4. Kerbed Headstones

These types of funeral headstones have a stone border that covers the entire grave and the inside of this border can be filled with plants or smaller stones for decorative purposes. This type of headstone offers more space for inscriptions and other types of decorations as compared to other types of headstones.

In addition, this headstone is a good choice if you want to give your loved one a more elaborate burial place. For instance, you can plant your loved one’s favorite flowers inside the border to create a more meaningful resting place.

5. Cremation Memorials

If you plan on cremating your loved one or your loved one mentioned in their will that they want to be cremated, you can still choose to bury their ashes after cremation, given that your loved one didn’t ask for their ashes to be scattered. This is usually the case with Catholic cremations.
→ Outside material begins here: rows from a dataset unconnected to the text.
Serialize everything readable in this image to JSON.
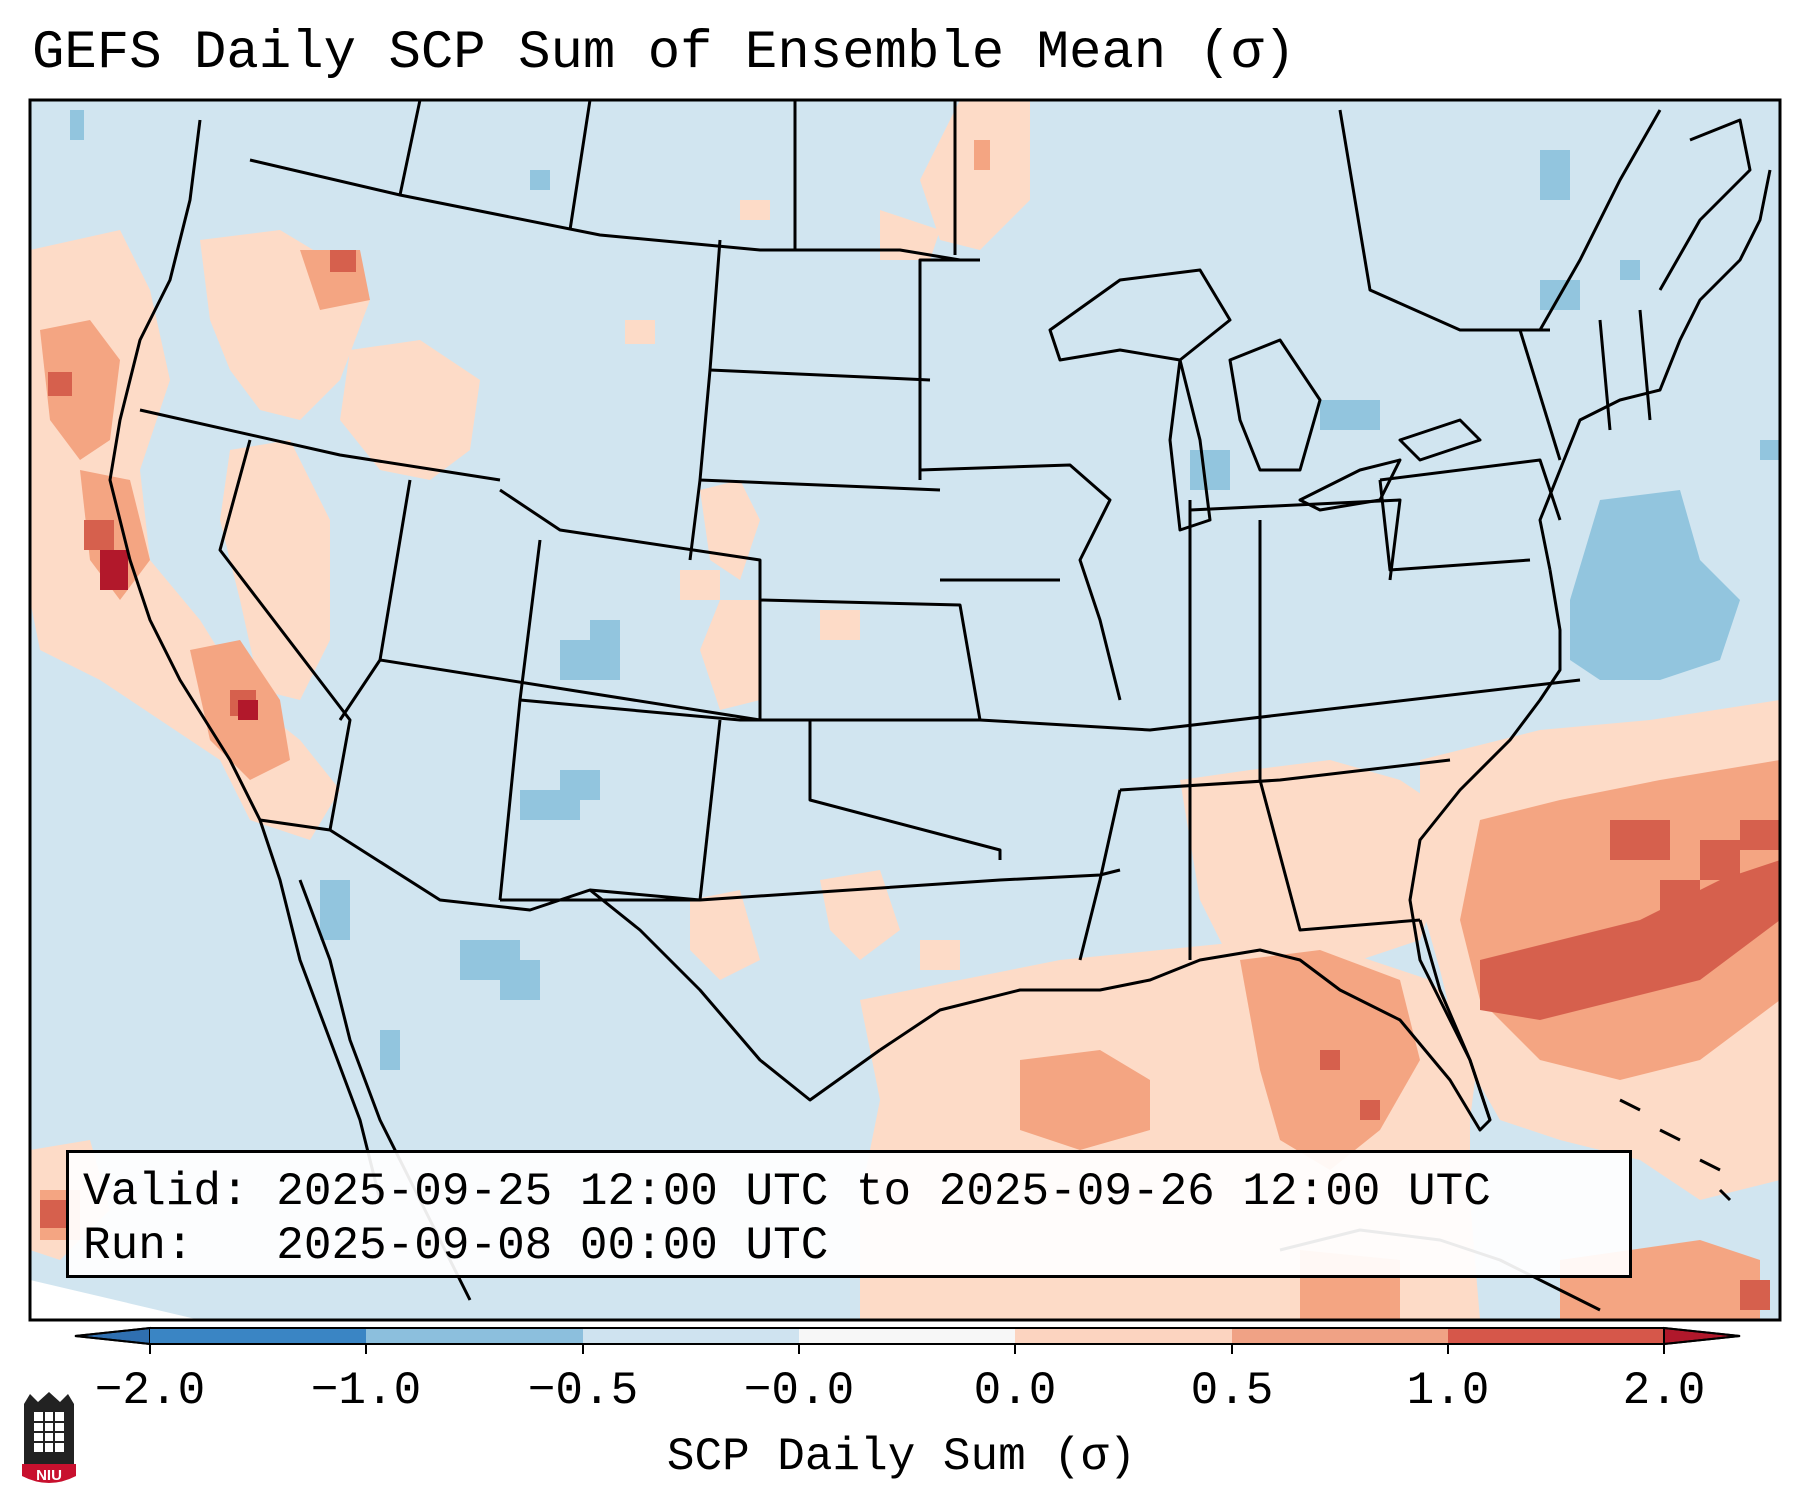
{
  "title": "GEFS Daily SCP Sum of Ensemble Mean (σ)",
  "info": {
    "valid_line": "Valid: 2025-09-25 12:00 UTC to 2025-09-26 12:00 UTC",
    "run_line": "Run:   2025-09-08 00:00 UTC"
  },
  "colorbar": {
    "label": "SCP Daily Sum (σ)",
    "ticks": [
      "−2.0",
      "−1.0",
      "−0.5",
      "−0.0",
      "0.0",
      "0.5",
      "1.0",
      "2.0"
    ],
    "colors": [
      "#3a85c4",
      "#8cbfdd",
      "#cfe3f0",
      "#f7f7f7",
      "#fcd4c0",
      "#f0a285",
      "#d6574a"
    ],
    "under_color": "#2f6fb0",
    "over_color": "#b0182b"
  },
  "map_colors": {
    "background": "#d1e5f0",
    "light_red": "#fddbc7",
    "mid_red": "#f4a582",
    "dark_red": "#d6604d",
    "deep_red": "#b2182b",
    "mid_blue": "#92c5de",
    "light_blue_dot": "#92c5de"
  },
  "logo": {
    "text": "NIU"
  }
}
In this case, you can choose cremation memorials, which are smaller versions of upright headstones, plaques, and sometimes replica urns. There are also cremation benches, which create a seating area around where the ashes are buried.

6. Bench Headstones

Bench headstones serve as seating and a memorial, not too different from cremation memorials. These headstones are typically made from durable materials, like granite, and they can be decorated.

Also, they provide a peaceful space for loved ones of the deceased to sit down and reflect.

7. Obelisk Monuments

Obelisks are large, four-sided headstones that can be several feet tall. While obelisks aren’t as common as other headstones, they can be used to memorialize someone who made a huge contribution to society, like a veteran or a philanthropist.

Materials for Headstones

Here are the material headstones can be made out of:

1. Granite

Thanks to its durability, granite is the most common material used for headstones. It can come in a range of colors, from black to yellow and can be polished to give it a shiny finish.

2. Bronze

Bronze is usually used for flat headstones because it can be cast into many intricate designs. Usually, bronze flat headstones are placed on a granite base to give them more stability.

3. Marble

Marble can be used to create beautiful headstones with a smooth texture. However, marble can be hard to maintain as it isn’t very durable; it can easily chip and acidic rainwater can cause it to erode.

4. Slate

Slate can give headstones a rustic look, but it’s not a very durable material and isn’t commonly used today. You may see a lot of slate headstones in old cemeteries that date back to the 19th century.

Frequently Asked Questions

Have questions about different types of headstones? Consider these questions and answers below:

1. What should be written on a headstone?

The name of the deceased, their dates of birth and death, and a short description of who they were in life. You may also add poems or lines from the deceased’s favorite songs to the headstone to make it feel more personal.

2. Can a person choose to be buried without a headstone?

Yes, in most cases, a headstone isn’t mandatory. However, some cemeteries may have rules that state otherwise so it’s best to check with a cemetery’s management about their headstone policies.

3. Can I have a headstone moved?

To move a loved one’s headstone, you must speak to the cemetery’s management. While most cemeteries may allow you to modify a headstone, not many will allow you to relocate it.

Learn more about the types of funeral headstones

Even after learning about the many kinds of funeral headstones, it can be difficult to decide which one is best for preserving your loved one’s memory. This is where a funeral home can help you.

Helping you find the right headstone for your loved one is a big part of their professional funeral services. So don’t be afraid to ask them for advice—they’ll help you choose a headstone that fits your budget and perfectly immortalizes your loved one.